Berdasarkan penuturan pekerja untuk dua badan bantuan kemanusiaan, dalam serangan Minggu sebelumnya, pesawat militer Myanmar menjatuhkan bom pada posisi gerilyawan Karen di sebuah daerah di Sungai Salween di distrik Mutraw negara bagian Karen.
"Dua orang tewas dan banyak lagi yang terluka dalam serangan itu," kata seorang anggota Free Burma Rangers.
Pada Sabtu malam, dua pesawat militer Myanmar membom dua kali desa Deh Bu Noh di distrik Mutraw, menewaskan sedikitnya dua penduduk desa.
Serangan tersebut mungkin merupakan pembalasan bagi Tentara Pembebasan Nasional Karen, yang berjuang untuk otonomi yang lebih besar bagi rakyat Karen, menyerang dan merebut pos militer pemerintah pada Sabtu pagi.
Menurut Thoolei News, sebuah situs online yang memuat informasi resmi dari kelompok Persatuan Nasional Karen (KNU), kelompok etnis bersenjata, delapan tentara pemerintah termasuk seorang letnan dua ditangkap dalam serangan itu dan 10 orang tewas, termasuk seorang letnan kolonel yang merupakan wakil komandan batalyon.
Laporan itu mengatakan satu gerilyawan Karen telah tewas.

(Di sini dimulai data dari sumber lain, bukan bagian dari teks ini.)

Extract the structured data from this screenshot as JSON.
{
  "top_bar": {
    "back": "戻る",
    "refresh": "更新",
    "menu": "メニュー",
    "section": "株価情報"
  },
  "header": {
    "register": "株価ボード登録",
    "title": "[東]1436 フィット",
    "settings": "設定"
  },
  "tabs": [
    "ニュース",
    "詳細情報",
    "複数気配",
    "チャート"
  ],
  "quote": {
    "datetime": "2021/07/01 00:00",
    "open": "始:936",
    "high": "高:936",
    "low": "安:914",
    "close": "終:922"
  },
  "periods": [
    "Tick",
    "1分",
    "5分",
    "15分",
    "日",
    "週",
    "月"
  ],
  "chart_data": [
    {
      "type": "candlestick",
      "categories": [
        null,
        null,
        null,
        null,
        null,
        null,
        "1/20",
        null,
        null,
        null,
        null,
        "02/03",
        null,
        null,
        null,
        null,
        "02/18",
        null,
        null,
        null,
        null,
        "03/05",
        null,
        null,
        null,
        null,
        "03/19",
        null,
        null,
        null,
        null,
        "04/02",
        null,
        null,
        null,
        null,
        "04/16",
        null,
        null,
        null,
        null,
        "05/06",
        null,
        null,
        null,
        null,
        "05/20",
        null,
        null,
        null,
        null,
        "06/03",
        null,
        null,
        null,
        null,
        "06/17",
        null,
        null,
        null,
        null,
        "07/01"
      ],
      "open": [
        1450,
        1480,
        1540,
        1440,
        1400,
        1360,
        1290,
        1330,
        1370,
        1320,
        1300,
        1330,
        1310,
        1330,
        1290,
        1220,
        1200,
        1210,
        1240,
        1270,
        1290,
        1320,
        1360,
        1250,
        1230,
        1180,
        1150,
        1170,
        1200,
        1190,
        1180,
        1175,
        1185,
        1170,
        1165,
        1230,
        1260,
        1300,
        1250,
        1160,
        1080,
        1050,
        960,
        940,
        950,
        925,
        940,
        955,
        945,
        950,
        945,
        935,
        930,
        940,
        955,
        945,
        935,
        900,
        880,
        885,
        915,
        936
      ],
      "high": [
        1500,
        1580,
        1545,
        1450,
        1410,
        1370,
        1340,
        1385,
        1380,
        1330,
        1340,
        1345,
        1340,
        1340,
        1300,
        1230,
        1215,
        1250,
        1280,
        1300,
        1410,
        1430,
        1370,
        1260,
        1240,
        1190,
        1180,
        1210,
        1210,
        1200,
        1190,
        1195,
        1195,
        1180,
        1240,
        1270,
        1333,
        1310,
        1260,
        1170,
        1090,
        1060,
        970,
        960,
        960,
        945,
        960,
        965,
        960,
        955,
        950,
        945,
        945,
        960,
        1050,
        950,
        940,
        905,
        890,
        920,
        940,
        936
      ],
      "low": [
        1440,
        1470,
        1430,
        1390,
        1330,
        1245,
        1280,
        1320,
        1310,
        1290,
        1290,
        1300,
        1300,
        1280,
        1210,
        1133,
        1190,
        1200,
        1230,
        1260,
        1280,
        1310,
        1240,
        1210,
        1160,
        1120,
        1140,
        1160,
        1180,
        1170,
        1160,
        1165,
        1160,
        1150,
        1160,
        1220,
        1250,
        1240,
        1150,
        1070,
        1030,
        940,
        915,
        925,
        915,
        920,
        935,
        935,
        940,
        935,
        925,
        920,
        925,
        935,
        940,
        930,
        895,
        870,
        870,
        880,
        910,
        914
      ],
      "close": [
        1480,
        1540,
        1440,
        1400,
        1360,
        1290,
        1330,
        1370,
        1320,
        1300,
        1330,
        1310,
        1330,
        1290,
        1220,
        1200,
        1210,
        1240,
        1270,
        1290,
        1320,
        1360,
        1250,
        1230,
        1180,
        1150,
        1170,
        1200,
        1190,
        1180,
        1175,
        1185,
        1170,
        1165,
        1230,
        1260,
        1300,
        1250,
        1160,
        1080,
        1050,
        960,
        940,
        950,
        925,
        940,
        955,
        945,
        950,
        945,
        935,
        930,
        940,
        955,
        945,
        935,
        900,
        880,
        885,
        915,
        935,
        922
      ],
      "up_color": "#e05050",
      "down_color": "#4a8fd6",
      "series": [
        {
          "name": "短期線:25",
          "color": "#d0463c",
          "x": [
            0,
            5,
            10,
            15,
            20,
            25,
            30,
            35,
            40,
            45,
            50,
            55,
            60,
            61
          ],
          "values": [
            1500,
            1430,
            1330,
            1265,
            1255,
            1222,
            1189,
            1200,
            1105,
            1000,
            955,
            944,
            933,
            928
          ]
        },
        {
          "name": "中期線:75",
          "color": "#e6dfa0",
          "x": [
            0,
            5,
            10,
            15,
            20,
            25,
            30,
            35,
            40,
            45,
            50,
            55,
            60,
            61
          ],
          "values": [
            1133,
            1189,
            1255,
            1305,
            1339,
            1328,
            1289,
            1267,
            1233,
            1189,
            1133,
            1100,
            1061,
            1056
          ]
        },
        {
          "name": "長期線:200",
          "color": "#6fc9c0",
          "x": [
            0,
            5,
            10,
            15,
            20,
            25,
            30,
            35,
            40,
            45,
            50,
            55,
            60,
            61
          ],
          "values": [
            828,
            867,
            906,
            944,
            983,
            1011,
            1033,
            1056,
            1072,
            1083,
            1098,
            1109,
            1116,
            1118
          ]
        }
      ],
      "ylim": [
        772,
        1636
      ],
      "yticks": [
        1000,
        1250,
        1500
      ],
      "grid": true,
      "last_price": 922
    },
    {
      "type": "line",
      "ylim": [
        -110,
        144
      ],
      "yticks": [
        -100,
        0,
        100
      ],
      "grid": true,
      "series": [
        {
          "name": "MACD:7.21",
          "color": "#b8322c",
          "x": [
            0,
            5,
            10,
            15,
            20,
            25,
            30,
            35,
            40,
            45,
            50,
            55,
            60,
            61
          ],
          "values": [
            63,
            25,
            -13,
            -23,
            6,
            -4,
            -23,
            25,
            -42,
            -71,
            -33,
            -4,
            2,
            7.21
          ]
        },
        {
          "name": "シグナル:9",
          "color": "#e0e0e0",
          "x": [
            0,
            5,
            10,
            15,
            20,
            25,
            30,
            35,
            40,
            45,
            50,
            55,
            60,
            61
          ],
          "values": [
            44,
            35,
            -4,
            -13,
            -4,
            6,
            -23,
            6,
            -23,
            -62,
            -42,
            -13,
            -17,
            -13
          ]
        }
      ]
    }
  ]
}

Ketegangan di perbatasan terjadi ketika para pemimpin perlawanan terhadap kudeta yang menggulingkan pemerintah terpilih Myanmar berusaha agar Karen dan kelompok etnis lainnya bersatu dan bergabung dengan mereka sebagai sekutu, yang akan menambah elemen bersenjata dalam perjuangan mereka.